15-16 Haziran’ın yıldönümünde “kendiliğinden” isyanlar üzerine

Özgür Öztürk, birkaç gün önce “İşçiler kendiliğinden mi eyler?” diye sormuştu. O yazıdaki argümanı 15-16 Haziran’ın yıldönümünde pekiştirmek istedim. Zira Türkiye solunda herhalde Zafer Aydın İşçilerin Haziranı’nı yazana kadar bu efsanevi ve sonuç almış işçi kalkışmasını da “kendiliğinden” bir eylem olarak değerlendirmek daha yaygın olan yaklaşımdı. Bunun bir nedeni sıkıyönetim mahkemelerinde sendika yöneticilerinin belki de amaca ulaşmış bir eylemliliği bütünüyle üstlenmeyi gereksiz bulması sonucu arkadaki hazırlığı önemsizleştirerek savunma yapmaları olabilir. Bu savunmalardan sonra eylem bir anlamda ortada kalmıştır. Ama daha önemlisi aynı toplumsal ortamda büyümekte olan devrimci hareketin proleter kitle seferberliğiyle ilişkisinin yeterli olmamasıdır.

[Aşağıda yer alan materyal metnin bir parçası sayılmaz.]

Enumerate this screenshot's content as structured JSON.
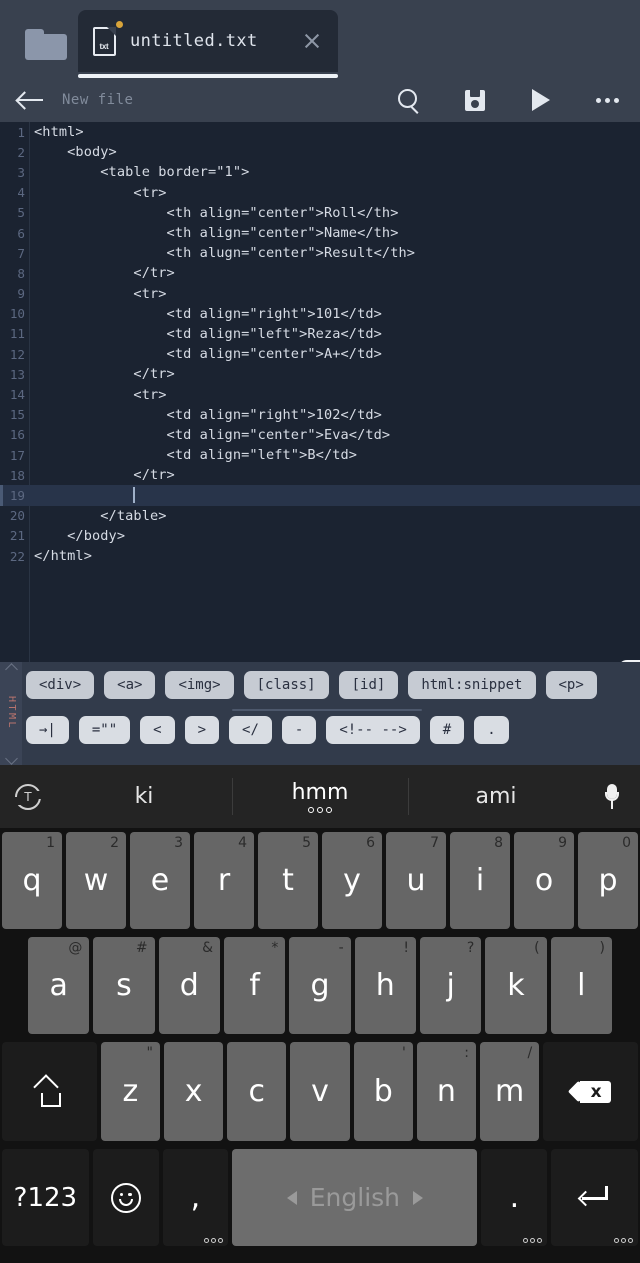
{
  "app": {
    "folder_icon": "folder-icon",
    "tab": {
      "file_icon_label": "txt",
      "title": "untitled.txt",
      "dirty": true,
      "close_icon": "close-icon"
    },
    "toolbar": {
      "back_icon": "arrow-left-icon",
      "subtitle": "New file",
      "search_icon": "search-icon",
      "save_icon": "save-icon",
      "run_icon": "play-icon",
      "more_icon": "more-icon"
    }
  },
  "editor": {
    "active_line": 19,
    "lines": [
      {
        "n": "1",
        "text": "<html>"
      },
      {
        "n": "2",
        "text": "    <body>"
      },
      {
        "n": "3",
        "text": "        <table border=\"1\">"
      },
      {
        "n": "4",
        "text": "            <tr>"
      },
      {
        "n": "5",
        "text": "                <th align=\"center\">Roll</th>"
      },
      {
        "n": "6",
        "text": "                <th align=\"center\">Name</th>"
      },
      {
        "n": "7",
        "text": "                <th alugn=\"center\">Result</th>"
      },
      {
        "n": "8",
        "text": "            </tr>"
      },
      {
        "n": "9",
        "text": "            <tr>"
      },
      {
        "n": "10",
        "text": "                <td align=\"right\">101</td>"
      },
      {
        "n": "11",
        "text": "                <td align=\"left\">Reza</td>"
      },
      {
        "n": "12",
        "text": "                <td align=\"center\">A+</td>"
      },
      {
        "n": "13",
        "text": "            </tr>"
      },
      {
        "n": "14",
        "text": "            <tr>"
      },
      {
        "n": "15",
        "text": "                <td align=\"right\">102</td>"
      },
      {
        "n": "16",
        "text": "                <td align=\"center\">Eva</td>"
      },
      {
        "n": "17",
        "text": "                <td align=\"left\">B</td>"
      },
      {
        "n": "18",
        "text": "            </tr>"
      },
      {
        "n": "19",
        "text": "            "
      },
      {
        "n": "20",
        "text": "        </table>"
      },
      {
        "n": "21",
        "text": "    </body>"
      },
      {
        "n": "22",
        "text": "</html>"
      }
    ],
    "panel_handle_icon": "chevron-left-icon"
  },
  "snippet_bar": {
    "language": "HTML",
    "up_icon": "chevron-up-icon",
    "down_icon": "chevron-down-icon",
    "row1": [
      "<div>",
      "<a>",
      "<img>",
      "[class]",
      "[id]",
      "html:snippet",
      "<p>"
    ],
    "row2": [
      "→|",
      "=\"\"",
      "<",
      ">",
      "</",
      "-",
      "<!-- -->",
      "#",
      "."
    ]
  },
  "keyboard": {
    "suggestions": {
      "left_icon": "translate-icon",
      "items": [
        {
          "text": "ki",
          "dots": false
        },
        {
          "text": "hmm",
          "dots": true
        },
        {
          "text": "ami",
          "dots": false
        }
      ],
      "right_icon": "microphone-icon"
    },
    "row1": [
      {
        "label": "q",
        "hint": "1"
      },
      {
        "label": "w",
        "hint": "2"
      },
      {
        "label": "e",
        "hint": "3"
      },
      {
        "label": "r",
        "hint": "4"
      },
      {
        "label": "t",
        "hint": "5"
      },
      {
        "label": "y",
        "hint": "6"
      },
      {
        "label": "u",
        "hint": "7"
      },
      {
        "label": "i",
        "hint": "8"
      },
      {
        "label": "o",
        "hint": "9"
      },
      {
        "label": "p",
        "hint": "0"
      }
    ],
    "row2": [
      {
        "label": "a",
        "hint": "@"
      },
      {
        "label": "s",
        "hint": "#"
      },
      {
        "label": "d",
        "hint": "&"
      },
      {
        "label": "f",
        "hint": "*"
      },
      {
        "label": "g",
        "hint": "-"
      },
      {
        "label": "h",
        "hint": "!"
      },
      {
        "label": "j",
        "hint": "?"
      },
      {
        "label": "k",
        "hint": "("
      },
      {
        "label": "l",
        "hint": ")"
      }
    ],
    "row3": [
      {
        "label": "z",
        "hint": "\""
      },
      {
        "label": "x",
        "hint": ""
      },
      {
        "label": "c",
        "hint": ""
      },
      {
        "label": "v",
        "hint": ""
      },
      {
        "label": "b",
        "hint": "'"
      },
      {
        "label": "n",
        "hint": ":"
      },
      {
        "label": "m",
        "hint": "/"
      }
    ],
    "shift_icon": "shift-icon",
    "backspace_icon": "backspace-icon",
    "symbols_key": "?123",
    "emoji_icon": "emoji-icon",
    "comma_key": ",",
    "space_label": "English",
    "period_key": ".",
    "enter_icon": "enter-icon"
  }
}
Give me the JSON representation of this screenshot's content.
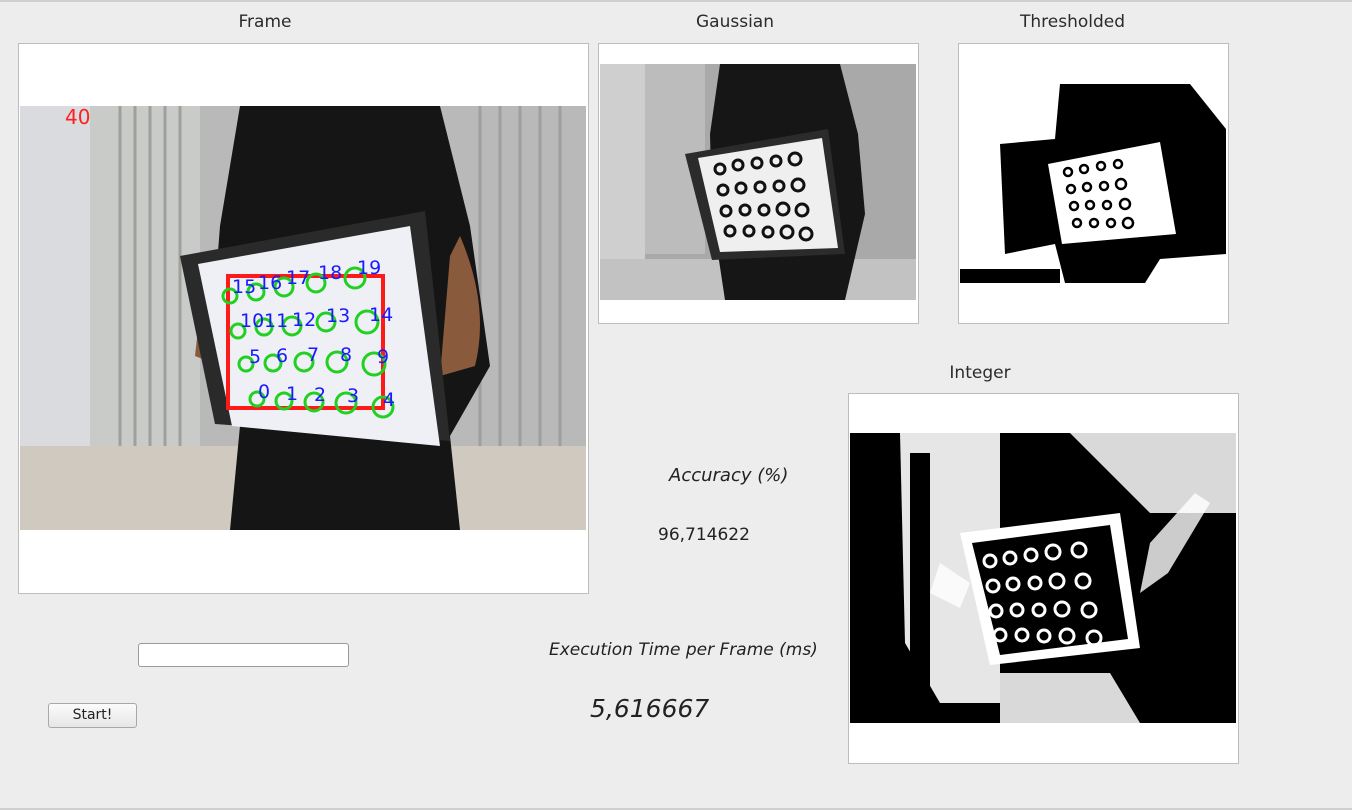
{
  "titles": {
    "frame": "Frame",
    "gaussian": "Gaussian",
    "thresholded": "Thresholded",
    "integer": "Integer"
  },
  "frame_overlay": {
    "frame_counter": "40",
    "point_labels": [
      "0",
      "1",
      "2",
      "3",
      "4",
      "5",
      "6",
      "7",
      "8",
      "9",
      "10",
      "11",
      "12",
      "13",
      "14",
      "15",
      "16",
      "17",
      "18",
      "19"
    ]
  },
  "metrics": {
    "accuracy_label": "Accuracy (%)",
    "accuracy_value": "96,714622",
    "exec_label": "Execution Time per Frame (ms)",
    "exec_value": "5,616667"
  },
  "controls": {
    "input_value": "",
    "start_label": "Start!"
  }
}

Kuşkusuz bu bir tercih değildi. 15-16 Haziran’dan hemen sonra, aynı toplumsal ortamdan beslenen fakat farklı zamanlamalarla ve farklı hareket zemin ve mantığından yükselen devrimci siyasi hareketle, işçi radikalleşmesi yeterli ilişkiselliği oluşturamadan 12 Mart darbesiyle egemen sınıf sürece müdahale etmişti. 12 Mart sonrası mahallelerde ve okullarda antifaşist mücadele üzerinden yürümek durumunda kalan devrimci hareket kendi yolunda gelişti. DİSK’te cisimleşen radikal işçi seferberliği de DGM grevleri, 1 Mayıs kutlamaları gibi tarihsel dönemeçlerde siyasi muhtevasını kuvvetlendirdi. Dolayısıyla solun daha az hemhal olduğu 15-16 Haziran büyülü bir an, tarih öncesi bir mit gibi hatırlanırken 12 Mart sonrasının daha politik işçi eylemleri devrimci hareketin hafızasına daha çok yerleşti.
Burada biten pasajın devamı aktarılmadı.